6. Why this is fast¶

Layer	Anti-pattern	Vectorized
SQL	50 000 separate `SELECT` calls	one `SELECT … WHERE id IN (?, ?, …)`
Python objects	1.6 M `Feature` instances + dialect dicts + `_LazyAttributes`	zero — Arrow buffers held by reference
Result hand-off	per-row Python iteration	column-wise NumPy view
Memory	~800 MB (Feature graveyard + GC pressure)	~520 MB (DuckDB query buffer pool)
Wall (50 k transcripts → 1.6 M exons)	≥ 10 minutes	1.16 s

The benchmark script at benchmarks/05_vectorized.py reproduces these numbers head-to-head against legacy gffutils.

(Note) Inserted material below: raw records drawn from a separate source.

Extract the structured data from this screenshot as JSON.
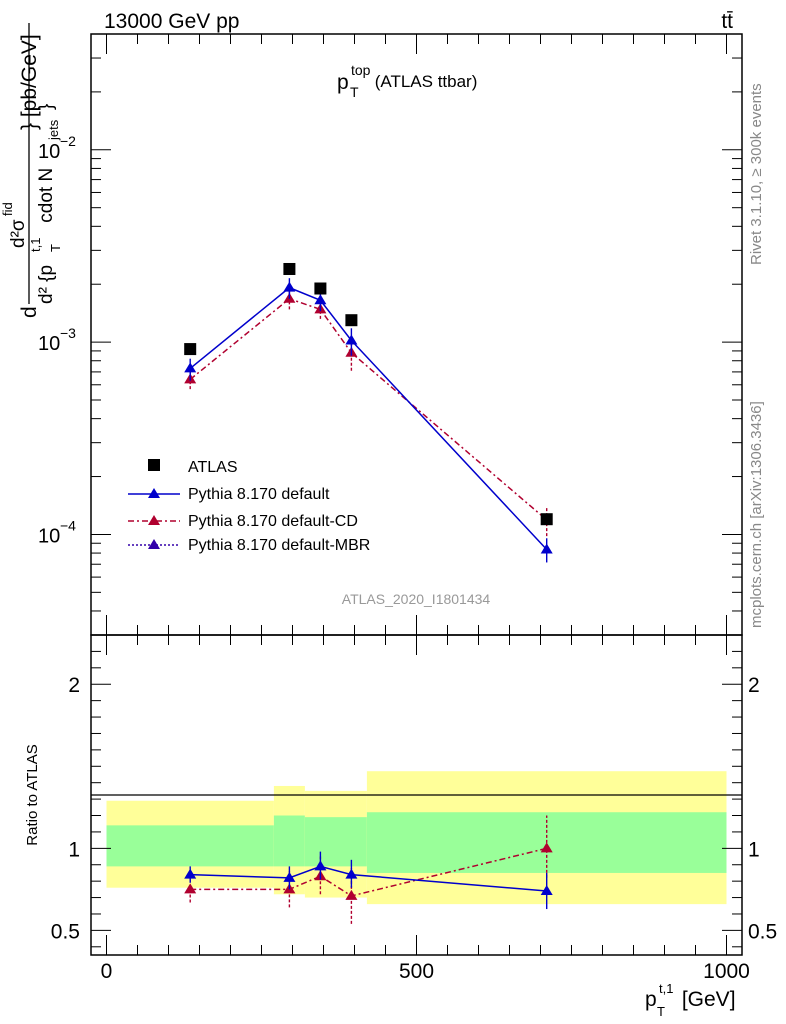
{
  "header": {
    "energy_label": "13000 GeV pp",
    "process_label": "tt̄"
  },
  "side_labels": {
    "rivet": "Rivet 3.1.10, ≥ 300k events",
    "mcplots": "mcplots.cern.ch [arXiv:1306.3436]"
  },
  "colors": {
    "atlas": "#000000",
    "default": "#0000cc",
    "cd": "#b0002f",
    "mbr": "#3300aa",
    "band_outer": "#ffff99",
    "band_inner": "#99ff99"
  },
  "chart_data": [
    {
      "type": "scatter",
      "scale": "log",
      "title": {
        "main": "p",
        "sup": "top",
        "sub": "T",
        "suffix": " (ATLAS ttbar)"
      },
      "ylabel": {
        "d": "d",
        "numerator": "d²σ",
        "numerator_sup": "fid",
        "denominator": "d² {p",
        "denominator_sup": "t,1",
        "denominator_sub": "T",
        "denominator_tail": " cdot N",
        "denominator_tail_sub": "jets",
        "denominator_close": "}",
        "units": "} [pb/GeV]"
      },
      "ylim": [
        3e-05,
        0.04
      ],
      "xlim": [
        -25,
        1025
      ],
      "yticks": [
        {
          "value": 0.01,
          "label": "10",
          "exp": "−2"
        },
        {
          "value": 0.001,
          "label": "10",
          "exp": "−3"
        },
        {
          "value": 0.0001,
          "label": "10",
          "exp": "−4"
        }
      ],
      "watermark": "ATLAS_2020_I1801434",
      "legend": [
        {
          "key": "atlas",
          "label": "ATLAS"
        },
        {
          "key": "default",
          "label": "Pythia 8.170 default"
        },
        {
          "key": "cd",
          "label": "Pythia 8.170 default-CD"
        },
        {
          "key": "mbr",
          "label": "Pythia 8.170 default-MBR"
        }
      ],
      "series": [
        {
          "key": "atlas",
          "name": "ATLAS",
          "x": [
            135,
            295,
            345,
            395,
            710
          ],
          "y": [
            0.00092,
            0.0024,
            0.0019,
            0.0013,
            0.00012
          ]
        },
        {
          "key": "default",
          "name": "Pythia 8.170 default",
          "x": [
            135,
            295,
            345,
            395,
            710
          ],
          "y": [
            0.00073,
            0.00192,
            0.00165,
            0.00102,
            8.35e-05
          ],
          "err_low": [
            0.00063,
            0.00168,
            0.00145,
            0.00085,
            7.15e-05
          ],
          "err_high": [
            0.00082,
            0.00215,
            0.00185,
            0.00118,
            9.55e-05
          ]
        },
        {
          "key": "cd",
          "name": "Pythia 8.170 default-CD",
          "x": [
            135,
            295,
            345,
            395,
            710
          ],
          "y": [
            0.00064,
            0.00168,
            0.00148,
            0.00088,
            0.000119
          ],
          "err_low": [
            0.00057,
            0.00148,
            0.00132,
            0.00071,
            9.8e-05
          ],
          "err_high": [
            0.00072,
            0.00192,
            0.00165,
            0.00104,
            0.000138
          ]
        }
      ]
    },
    {
      "type": "scatter",
      "ylabel": "Ratio to ATLAS",
      "xlabel": {
        "main": "p",
        "sup": "t,1",
        "sub": "T",
        "suffix": " [GeV]"
      },
      "ylim": [
        0.35,
        2.3
      ],
      "xlim": [
        -25,
        1025
      ],
      "yticks": [
        0.5,
        1,
        2
      ],
      "xticks": [
        0,
        500,
        1000
      ],
      "bands": [
        {
          "x0": 0,
          "x1": 270,
          "inner": [
            0.89,
            1.14
          ],
          "outer": [
            0.76,
            1.29
          ]
        },
        {
          "x0": 270,
          "x1": 320,
          "inner": [
            0.89,
            1.2
          ],
          "outer": [
            0.72,
            1.38
          ]
        },
        {
          "x0": 320,
          "x1": 420,
          "inner": [
            0.89,
            1.19
          ],
          "outer": [
            0.7,
            1.35
          ]
        },
        {
          "x0": 420,
          "x1": 1000,
          "inner": [
            0.85,
            1.22
          ],
          "outer": [
            0.66,
            1.47
          ]
        }
      ],
      "series": [
        {
          "key": "default",
          "name": "Pythia 8.170 default",
          "x": [
            135,
            295,
            345,
            395,
            710
          ],
          "y": [
            0.84,
            0.82,
            0.89,
            0.84,
            0.74
          ],
          "err_low": [
            0.79,
            0.75,
            0.81,
            0.76,
            0.63
          ],
          "err_high": [
            0.89,
            0.89,
            0.98,
            0.93,
            0.85
          ]
        },
        {
          "key": "cd",
          "name": "Pythia 8.170 default-CD",
          "x": [
            135,
            295,
            345,
            395,
            710
          ],
          "y": [
            0.75,
            0.75,
            0.83,
            0.71,
            1.0
          ],
          "err_low": [
            0.67,
            0.64,
            0.72,
            0.54,
            0.82
          ],
          "err_high": [
            0.84,
            0.86,
            0.95,
            0.88,
            1.2
          ]
        }
      ]
    }
  ]
}
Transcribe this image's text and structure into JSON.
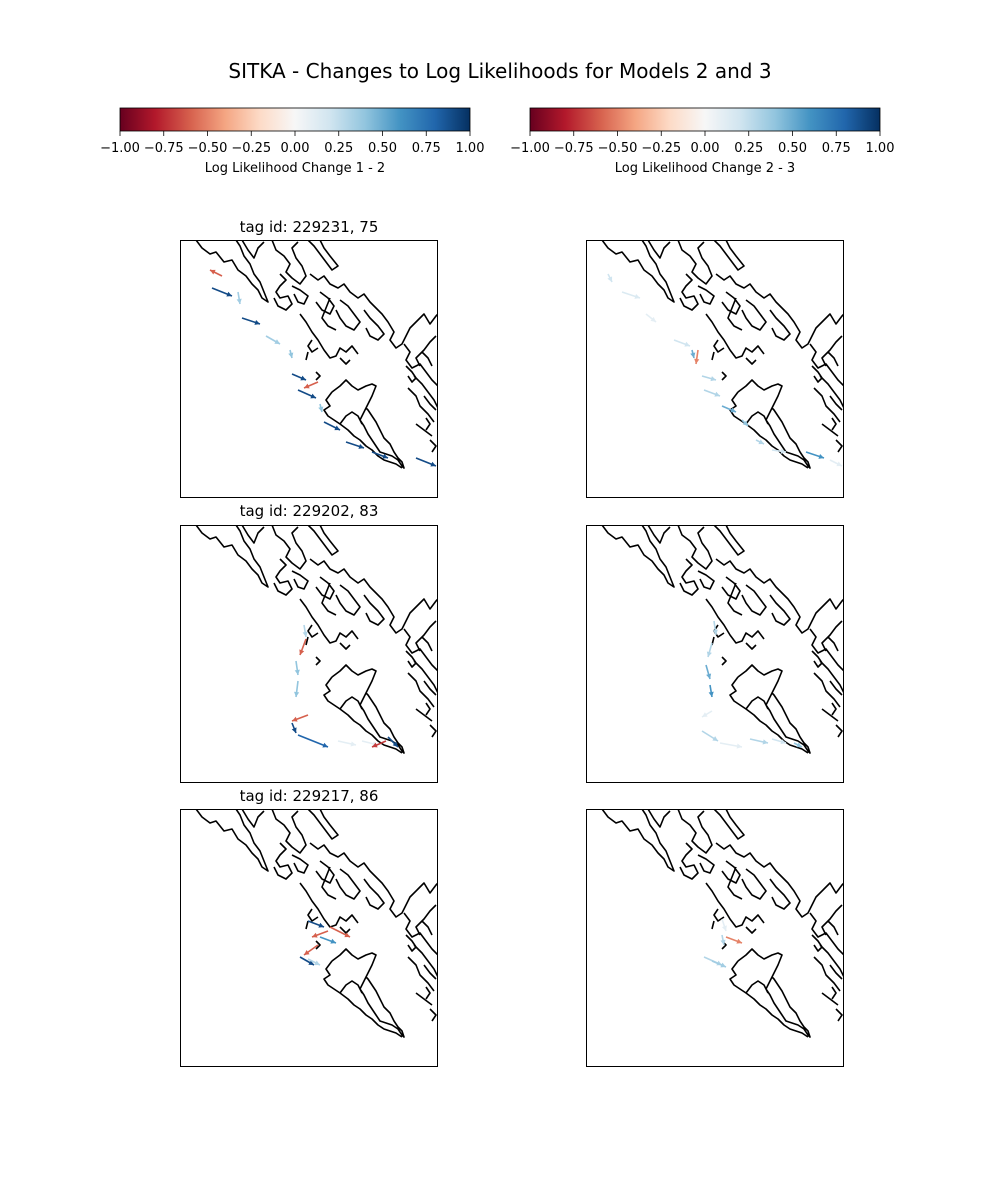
{
  "title": "SITKA - Changes to Log Likelihoods for Models 2 and 3",
  "colorbars": [
    {
      "label": "Log Likelihood Change 1 - 2",
      "ticks": [
        "−1.00",
        "−0.75",
        "−0.50",
        "−0.25",
        "0.00",
        "0.25",
        "0.50",
        "0.75",
        "1.00"
      ],
      "range": [
        -1.0,
        1.0
      ],
      "colormap": "RdBu"
    },
    {
      "label": "Log Likelihood Change 2 - 3",
      "ticks": [
        "−1.00",
        "−0.75",
        "−0.50",
        "−0.25",
        "0.00",
        "0.25",
        "0.50",
        "0.75",
        "1.00"
      ],
      "range": [
        -1.0,
        1.0
      ],
      "colormap": "RdBu"
    }
  ],
  "colormap_stops": [
    "#67001f",
    "#b2182b",
    "#d6604d",
    "#f4a582",
    "#fddbc7",
    "#f7f7f7",
    "#d1e5f0",
    "#92c5de",
    "#4393c3",
    "#2166ac",
    "#053061"
  ],
  "rows": [
    {
      "label": "tag id: 229231, 75"
    },
    {
      "label": "tag id: 229202, 83"
    },
    {
      "label": "tag id: 229217, 86"
    }
  ],
  "coastline_color": "#000000",
  "chart_data": {
    "type": "quiver",
    "note_units": "arrow colour encodes log likelihood change on a -1.00 to 1.00 scale",
    "panels": [
      {
        "row": 0,
        "col": 0,
        "values": [
          -0.6,
          0.9,
          0.35,
          0.9,
          0.35,
          0.4,
          0.9,
          -0.6,
          0.9,
          0.4,
          0.9,
          0.9,
          0.9,
          0.9
        ]
      },
      {
        "row": 0,
        "col": 1,
        "values": [
          0.2,
          0.15,
          0.1,
          0.2,
          0.5,
          -0.5,
          0.3,
          0.3,
          0.5,
          0.4,
          0.3,
          0.2,
          0.6,
          0.1
        ]
      },
      {
        "row": 1,
        "col": 0,
        "values": [
          0.3,
          -0.6,
          0.4,
          0.4,
          -0.6,
          0.9,
          0.8,
          0.1,
          0.1,
          -0.7,
          0.9
        ]
      },
      {
        "row": 1,
        "col": 1,
        "values": [
          0.3,
          0.3,
          0.5,
          0.6,
          0.1,
          0.3,
          0.1,
          0.3,
          0.2,
          0.4
        ]
      },
      {
        "row": 2,
        "col": 0,
        "values": [
          -0.6,
          0.9,
          -0.6,
          0.6,
          -0.6,
          0.9,
          0.3
        ]
      },
      {
        "row": 2,
        "col": 1,
        "values": [
          0.1,
          0.3,
          -0.5,
          0.3,
          0.35
        ]
      }
    ]
  }
}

7. Tips for production ML pipelines¶

Pin format='arrow' unless you specifically need a pandas DataFrame — Arrow → pandas conversion is the only Python-side cost in the path.
Use db.children_batched(level=1, featuretype="exon") when you only want direct children — DuckDB's planner can prune the closure table to depth-1 entries via the index on (ancestor, depth).
Reuse the FeatureDB instance across batches. The per-DB-open cost is dominated by LOAD spatial and meta-table reads (~50 ms); amortize it across many children_batched calls.
Partition by chromosome for embarrassingly parallel work:

for seqid in db.seqids():
    ids_on_seqid = [r[0] for r in db.execute(
        "SELECT id FROM features WHERE featuretype='transcript' AND seqid=?",
        [seqid],
    ).fetchall()]
    table = db.children_batched(ids_on_seqid, featuretype="exon",
                                format="arrow")
    yield table   # one Arrow table per chromosome → multiprocessing-ready

Multiple workers: open the DB read-only with duckdb.connect(path, read_only=True) per worker — DuckDB's MVCC allows unlimited concurrent readers.